Andrea hatte sie auf der Fahrt zu ihrem Haus ein wenig zu ihrem Aufenthalt in Namibia befragt und dabei erfahren, dass sie Kian von früher kannte. Daraufhin betrachtete sie Vanessa wohl als eine Art Familienmitglied, genauso wie Kaunadodo.
Es war eine neue Erfahrung für Vanessa, dass Menschen, die nicht miteinander verwandt waren, sich so verhielten. Aber bei der geringen Bevölkerungszahl Namibias fühlten sich anscheinend alle irgendwie zusammengehörig.

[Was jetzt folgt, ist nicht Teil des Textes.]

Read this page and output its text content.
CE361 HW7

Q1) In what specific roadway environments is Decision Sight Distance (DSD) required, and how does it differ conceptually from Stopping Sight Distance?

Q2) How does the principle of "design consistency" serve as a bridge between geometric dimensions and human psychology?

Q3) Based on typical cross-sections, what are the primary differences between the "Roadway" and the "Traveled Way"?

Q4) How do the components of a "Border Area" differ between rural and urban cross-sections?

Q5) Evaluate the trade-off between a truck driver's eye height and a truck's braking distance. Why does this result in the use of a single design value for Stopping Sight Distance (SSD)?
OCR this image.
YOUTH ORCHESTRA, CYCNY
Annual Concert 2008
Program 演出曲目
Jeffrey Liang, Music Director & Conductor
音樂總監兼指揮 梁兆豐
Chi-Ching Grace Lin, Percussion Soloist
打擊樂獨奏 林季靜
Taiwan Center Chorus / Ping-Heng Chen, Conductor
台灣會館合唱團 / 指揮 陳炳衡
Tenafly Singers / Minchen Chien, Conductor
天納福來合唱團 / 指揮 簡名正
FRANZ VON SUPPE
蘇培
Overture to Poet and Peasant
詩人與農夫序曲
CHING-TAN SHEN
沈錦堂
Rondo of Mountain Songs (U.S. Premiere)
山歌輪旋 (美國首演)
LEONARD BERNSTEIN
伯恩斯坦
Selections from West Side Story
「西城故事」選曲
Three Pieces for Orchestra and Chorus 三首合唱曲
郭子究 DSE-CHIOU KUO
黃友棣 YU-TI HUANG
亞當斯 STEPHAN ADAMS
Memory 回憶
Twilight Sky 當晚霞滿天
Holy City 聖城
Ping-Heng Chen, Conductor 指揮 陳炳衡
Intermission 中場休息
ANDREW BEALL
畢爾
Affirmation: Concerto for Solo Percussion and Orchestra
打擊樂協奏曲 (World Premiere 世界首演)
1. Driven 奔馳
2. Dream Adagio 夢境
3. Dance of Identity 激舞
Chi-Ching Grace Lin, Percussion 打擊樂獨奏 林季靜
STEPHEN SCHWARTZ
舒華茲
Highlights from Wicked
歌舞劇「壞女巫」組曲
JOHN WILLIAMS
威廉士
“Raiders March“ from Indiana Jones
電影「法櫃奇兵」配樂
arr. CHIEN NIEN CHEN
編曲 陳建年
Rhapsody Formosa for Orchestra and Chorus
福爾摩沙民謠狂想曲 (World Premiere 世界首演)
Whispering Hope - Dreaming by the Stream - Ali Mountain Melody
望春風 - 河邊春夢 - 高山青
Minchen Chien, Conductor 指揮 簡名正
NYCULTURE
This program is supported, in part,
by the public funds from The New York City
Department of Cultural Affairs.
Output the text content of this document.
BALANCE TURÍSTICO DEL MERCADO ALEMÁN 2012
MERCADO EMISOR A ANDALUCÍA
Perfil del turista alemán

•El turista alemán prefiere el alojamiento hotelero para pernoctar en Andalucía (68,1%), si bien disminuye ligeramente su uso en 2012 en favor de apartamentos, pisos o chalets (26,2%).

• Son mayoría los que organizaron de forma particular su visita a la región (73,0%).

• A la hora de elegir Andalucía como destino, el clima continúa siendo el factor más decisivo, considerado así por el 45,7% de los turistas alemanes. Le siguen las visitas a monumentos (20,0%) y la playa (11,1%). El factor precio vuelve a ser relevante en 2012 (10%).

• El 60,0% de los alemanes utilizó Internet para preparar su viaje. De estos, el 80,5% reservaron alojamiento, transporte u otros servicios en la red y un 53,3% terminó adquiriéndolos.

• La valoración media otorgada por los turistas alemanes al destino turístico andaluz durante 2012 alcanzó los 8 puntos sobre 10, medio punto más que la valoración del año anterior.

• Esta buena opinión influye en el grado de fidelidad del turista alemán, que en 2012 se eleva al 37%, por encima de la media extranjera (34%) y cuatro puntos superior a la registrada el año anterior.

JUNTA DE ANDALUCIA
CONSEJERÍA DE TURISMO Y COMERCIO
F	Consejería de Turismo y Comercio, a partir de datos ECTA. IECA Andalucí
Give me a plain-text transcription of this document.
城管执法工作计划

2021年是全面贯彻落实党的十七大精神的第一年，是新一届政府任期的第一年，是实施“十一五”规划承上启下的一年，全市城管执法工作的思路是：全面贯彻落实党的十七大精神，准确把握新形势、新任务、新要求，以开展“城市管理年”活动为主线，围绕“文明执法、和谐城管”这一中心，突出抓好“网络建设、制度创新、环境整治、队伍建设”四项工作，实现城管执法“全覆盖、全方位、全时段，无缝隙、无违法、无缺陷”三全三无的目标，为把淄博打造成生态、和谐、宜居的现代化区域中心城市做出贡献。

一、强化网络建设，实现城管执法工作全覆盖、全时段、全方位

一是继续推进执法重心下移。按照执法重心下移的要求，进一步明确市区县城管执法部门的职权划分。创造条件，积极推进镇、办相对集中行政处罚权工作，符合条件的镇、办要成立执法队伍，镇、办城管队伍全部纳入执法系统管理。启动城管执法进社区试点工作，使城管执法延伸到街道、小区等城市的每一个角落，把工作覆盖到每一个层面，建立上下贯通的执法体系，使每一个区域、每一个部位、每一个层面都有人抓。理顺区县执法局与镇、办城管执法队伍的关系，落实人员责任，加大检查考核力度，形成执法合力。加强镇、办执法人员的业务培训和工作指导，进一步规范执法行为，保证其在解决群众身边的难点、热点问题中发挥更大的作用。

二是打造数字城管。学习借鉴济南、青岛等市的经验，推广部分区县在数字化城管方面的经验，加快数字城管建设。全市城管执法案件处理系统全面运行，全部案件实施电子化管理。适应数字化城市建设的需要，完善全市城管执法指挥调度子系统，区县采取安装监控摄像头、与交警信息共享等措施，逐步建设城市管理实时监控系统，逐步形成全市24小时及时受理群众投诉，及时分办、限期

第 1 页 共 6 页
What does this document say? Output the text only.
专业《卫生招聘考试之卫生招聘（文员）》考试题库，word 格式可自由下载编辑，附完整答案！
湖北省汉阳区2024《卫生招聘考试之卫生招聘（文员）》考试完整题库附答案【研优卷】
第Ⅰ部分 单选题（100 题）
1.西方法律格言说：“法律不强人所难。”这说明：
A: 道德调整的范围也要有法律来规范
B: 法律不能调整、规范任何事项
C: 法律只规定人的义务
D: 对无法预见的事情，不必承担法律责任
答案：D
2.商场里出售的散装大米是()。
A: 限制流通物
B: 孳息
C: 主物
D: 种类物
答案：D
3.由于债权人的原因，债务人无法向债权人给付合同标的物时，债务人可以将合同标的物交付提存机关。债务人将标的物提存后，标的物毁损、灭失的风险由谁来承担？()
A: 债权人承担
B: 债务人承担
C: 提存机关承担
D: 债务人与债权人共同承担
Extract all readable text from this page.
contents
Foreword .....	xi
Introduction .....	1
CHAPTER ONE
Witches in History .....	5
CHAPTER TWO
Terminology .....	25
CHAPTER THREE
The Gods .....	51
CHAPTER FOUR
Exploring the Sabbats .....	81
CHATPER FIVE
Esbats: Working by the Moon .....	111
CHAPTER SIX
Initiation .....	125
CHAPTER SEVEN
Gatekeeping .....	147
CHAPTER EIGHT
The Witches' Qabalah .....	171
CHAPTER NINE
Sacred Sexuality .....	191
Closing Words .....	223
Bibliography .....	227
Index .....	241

Als sie am Morgen aufstand, fand sie neben ihrem Bett ein Handtuch und eine Zahnbürste. Im Bad hatte ihr Andrea gestern schon alles gezeigt. Nach dem Duschen und Zähneputzen begab Vanessa sich in die Küche, die direkt hinter dem Hauseingang lag. Es war ein großer Raum, der viel Licht hereinließ, und durch eine Glasschiebetür mit dem Garten verbunden.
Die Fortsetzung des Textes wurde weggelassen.